La Cour de justice de l’UE a confirmé, dans un arrêt rendu jeudi 6 mai, que la décision prise par la Commission européenne en 2013 de restreindre l’utilisation de trois substances actives de pesticides néonicotinoïdes tueurs d’abeilles était justifiée au nom du principe de précaution (affaire C-499/18 P).
Les restrictions imposées concernent l’imidaclopride de Bayer CropScience, la clothianidine de Takeda Chemical Industries et Bayer CropScience et le thiaméthoxame de Syngenta (EUROPE 10852/17).
Le groupe Bayer s’était pourvu en appel contre l’arrêt rendu en mai 2018 par le Tribunal de l'UE (EUROPE 12022/33). Il a été débouté et condamné aux dépens pour les frais de justice engagés par la Commission et les ONG qui avaient soutenu la décision de l'institution européenne dans ce dossier.
La Cour de justice a également confirmé que la Commission avait eu raison d'utiliser les récentes conclusions de l'EFSA, même si celles-ci n'ont pas encore été validées par les États membres de l'UE et que toute nouvelle information scientifique et technique doit être prise en compte pour réexaminer l'autorisation d'un pesticide.
Les ONG sont ravies. « Après 8 ans de travail juridique pour soutenir la décision de la Commission européenne, nous nous réjouissons de cette confirmation par la Cour que la Commission a eu raison de restreindre l'utilisation des néonicotinoïdes. Plus encore, la Cour confirme la définition du principe de précaution : en cas de doute sur la toxicité d'un pesticide, la Commission européenne est en droit de l'interdire », s'est réjoui Martin Dermine de l'organisation Pesticide Action Network.
Selon Andrea Carta, juriste chez Greenpeace, « la Cour de justice a réaffirmé que la protection de la nature et de la santé des personnes l'emporte sur les intérêts économiques étroits de puissantes multinationales et que le principe de précaution est une pierre angulaire du droit européen ».

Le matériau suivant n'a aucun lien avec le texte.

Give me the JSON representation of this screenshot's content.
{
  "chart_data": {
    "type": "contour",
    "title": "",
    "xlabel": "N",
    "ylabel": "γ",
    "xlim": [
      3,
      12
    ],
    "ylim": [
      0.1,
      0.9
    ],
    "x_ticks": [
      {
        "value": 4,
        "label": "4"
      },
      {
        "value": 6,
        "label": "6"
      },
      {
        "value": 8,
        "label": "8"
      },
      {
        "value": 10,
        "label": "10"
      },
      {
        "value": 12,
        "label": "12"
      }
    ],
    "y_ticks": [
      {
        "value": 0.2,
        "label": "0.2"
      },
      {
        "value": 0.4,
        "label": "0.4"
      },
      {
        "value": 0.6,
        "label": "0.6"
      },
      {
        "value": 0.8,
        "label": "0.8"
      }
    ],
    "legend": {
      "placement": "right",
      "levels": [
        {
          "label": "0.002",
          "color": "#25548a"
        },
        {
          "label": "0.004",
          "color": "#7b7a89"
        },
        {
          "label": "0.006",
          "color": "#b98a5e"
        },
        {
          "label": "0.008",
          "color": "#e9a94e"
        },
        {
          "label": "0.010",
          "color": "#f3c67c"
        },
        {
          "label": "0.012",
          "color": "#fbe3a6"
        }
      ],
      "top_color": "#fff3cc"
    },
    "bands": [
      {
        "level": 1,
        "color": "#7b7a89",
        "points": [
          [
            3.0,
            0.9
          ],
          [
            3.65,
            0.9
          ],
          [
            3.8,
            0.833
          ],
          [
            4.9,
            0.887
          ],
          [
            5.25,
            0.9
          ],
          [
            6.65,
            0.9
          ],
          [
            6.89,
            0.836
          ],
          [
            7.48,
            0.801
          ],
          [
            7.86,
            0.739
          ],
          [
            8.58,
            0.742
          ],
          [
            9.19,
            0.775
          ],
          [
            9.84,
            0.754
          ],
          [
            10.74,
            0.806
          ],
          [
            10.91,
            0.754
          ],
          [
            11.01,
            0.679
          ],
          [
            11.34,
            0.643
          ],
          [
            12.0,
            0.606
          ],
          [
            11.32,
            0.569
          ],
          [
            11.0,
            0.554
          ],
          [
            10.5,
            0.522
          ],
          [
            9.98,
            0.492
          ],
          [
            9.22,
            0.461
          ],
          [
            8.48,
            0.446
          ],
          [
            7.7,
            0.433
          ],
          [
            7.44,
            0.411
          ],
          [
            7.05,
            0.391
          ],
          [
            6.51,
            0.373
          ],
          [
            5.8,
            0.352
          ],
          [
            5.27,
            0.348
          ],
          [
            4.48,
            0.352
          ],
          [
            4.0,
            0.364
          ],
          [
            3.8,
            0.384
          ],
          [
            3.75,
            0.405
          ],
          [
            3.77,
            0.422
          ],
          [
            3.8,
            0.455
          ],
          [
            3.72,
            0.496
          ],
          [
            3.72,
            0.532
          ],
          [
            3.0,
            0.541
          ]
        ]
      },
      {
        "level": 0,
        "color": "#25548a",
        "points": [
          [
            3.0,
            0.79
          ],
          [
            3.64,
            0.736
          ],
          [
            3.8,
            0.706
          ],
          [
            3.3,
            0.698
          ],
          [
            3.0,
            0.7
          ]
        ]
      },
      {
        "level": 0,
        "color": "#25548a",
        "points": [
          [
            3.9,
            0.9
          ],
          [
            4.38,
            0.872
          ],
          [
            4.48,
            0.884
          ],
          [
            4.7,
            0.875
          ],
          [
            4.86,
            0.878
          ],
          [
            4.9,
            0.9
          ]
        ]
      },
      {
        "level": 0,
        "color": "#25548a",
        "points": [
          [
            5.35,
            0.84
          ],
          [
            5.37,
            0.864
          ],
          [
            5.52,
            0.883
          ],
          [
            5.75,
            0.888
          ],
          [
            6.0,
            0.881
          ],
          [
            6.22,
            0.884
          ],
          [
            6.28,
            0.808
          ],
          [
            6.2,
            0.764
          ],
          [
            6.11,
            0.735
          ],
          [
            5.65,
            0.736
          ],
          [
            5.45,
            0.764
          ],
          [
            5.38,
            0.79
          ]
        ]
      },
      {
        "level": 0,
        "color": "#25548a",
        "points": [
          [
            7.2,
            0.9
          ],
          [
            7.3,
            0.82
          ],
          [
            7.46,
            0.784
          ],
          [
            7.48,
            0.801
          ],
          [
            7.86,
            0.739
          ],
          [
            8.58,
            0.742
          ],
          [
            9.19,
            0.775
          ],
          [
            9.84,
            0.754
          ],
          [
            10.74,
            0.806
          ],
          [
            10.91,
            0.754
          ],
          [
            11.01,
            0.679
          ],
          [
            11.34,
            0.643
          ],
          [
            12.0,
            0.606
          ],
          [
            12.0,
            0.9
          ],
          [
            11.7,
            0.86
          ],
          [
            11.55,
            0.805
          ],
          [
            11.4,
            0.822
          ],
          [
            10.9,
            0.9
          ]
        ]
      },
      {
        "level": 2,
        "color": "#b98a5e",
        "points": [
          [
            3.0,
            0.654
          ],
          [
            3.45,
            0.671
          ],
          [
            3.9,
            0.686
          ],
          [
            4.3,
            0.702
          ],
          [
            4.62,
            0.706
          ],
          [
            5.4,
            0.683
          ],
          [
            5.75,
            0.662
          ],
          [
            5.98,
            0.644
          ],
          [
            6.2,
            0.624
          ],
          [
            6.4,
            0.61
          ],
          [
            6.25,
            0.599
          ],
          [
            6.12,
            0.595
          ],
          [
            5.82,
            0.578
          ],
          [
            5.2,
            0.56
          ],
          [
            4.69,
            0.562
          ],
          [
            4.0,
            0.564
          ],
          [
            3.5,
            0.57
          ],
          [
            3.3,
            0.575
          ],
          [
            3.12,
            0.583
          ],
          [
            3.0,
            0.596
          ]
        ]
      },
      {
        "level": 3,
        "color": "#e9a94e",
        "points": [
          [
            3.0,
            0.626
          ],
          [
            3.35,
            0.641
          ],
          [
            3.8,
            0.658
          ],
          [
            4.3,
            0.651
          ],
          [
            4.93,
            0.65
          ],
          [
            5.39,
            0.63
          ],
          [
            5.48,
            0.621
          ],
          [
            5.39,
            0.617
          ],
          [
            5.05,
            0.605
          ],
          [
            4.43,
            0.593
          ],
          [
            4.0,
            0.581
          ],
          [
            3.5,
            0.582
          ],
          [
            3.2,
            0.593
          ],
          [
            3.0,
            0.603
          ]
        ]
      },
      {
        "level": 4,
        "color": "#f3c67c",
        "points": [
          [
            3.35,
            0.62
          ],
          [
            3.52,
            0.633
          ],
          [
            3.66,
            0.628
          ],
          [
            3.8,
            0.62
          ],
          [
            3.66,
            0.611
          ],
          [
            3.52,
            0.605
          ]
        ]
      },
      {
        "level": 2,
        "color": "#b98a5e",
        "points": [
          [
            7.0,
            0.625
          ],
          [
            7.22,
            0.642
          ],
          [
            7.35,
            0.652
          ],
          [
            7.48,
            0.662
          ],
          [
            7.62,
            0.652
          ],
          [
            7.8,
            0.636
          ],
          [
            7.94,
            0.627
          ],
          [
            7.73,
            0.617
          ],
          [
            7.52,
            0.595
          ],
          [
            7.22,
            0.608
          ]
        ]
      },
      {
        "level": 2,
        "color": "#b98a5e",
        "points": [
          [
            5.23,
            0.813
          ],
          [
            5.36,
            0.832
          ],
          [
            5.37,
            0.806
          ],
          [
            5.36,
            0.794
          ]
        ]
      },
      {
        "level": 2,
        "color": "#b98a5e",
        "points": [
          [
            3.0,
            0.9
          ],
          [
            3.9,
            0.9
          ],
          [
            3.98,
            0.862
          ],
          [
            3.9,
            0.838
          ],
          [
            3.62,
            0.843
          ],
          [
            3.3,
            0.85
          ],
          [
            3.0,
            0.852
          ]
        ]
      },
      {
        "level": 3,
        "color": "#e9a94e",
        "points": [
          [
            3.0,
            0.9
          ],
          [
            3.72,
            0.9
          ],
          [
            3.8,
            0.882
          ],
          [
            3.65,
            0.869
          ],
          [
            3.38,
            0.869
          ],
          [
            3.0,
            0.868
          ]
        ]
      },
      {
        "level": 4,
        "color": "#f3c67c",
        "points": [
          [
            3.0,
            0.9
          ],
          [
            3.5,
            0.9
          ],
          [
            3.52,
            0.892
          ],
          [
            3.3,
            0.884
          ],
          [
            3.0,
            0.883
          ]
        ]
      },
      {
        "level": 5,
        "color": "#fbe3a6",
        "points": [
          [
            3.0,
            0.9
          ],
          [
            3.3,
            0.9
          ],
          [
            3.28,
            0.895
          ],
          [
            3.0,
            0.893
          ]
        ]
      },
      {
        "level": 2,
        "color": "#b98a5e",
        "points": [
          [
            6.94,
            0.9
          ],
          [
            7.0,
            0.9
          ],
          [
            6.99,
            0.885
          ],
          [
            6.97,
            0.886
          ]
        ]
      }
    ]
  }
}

L'eurodéputé Martin Haüsling (Verts/ALE, allemand) a évoqué un beau jour pour les abeilles. « La Cour de justice a confirmé que l'action de la Commission européenne visant à retirer du marché les poisons très controversés du groupe des néonicotinoïdes, qui sont dangereux du point de vue de la santé et de la protection des espèces, était légale ».
Selon lui, l'arrêt doit aussi être compris comme un appel à « mettre un terme définitif à l'utilisation abusive de ces insecticides par le biais d'autorisations d'urgence ».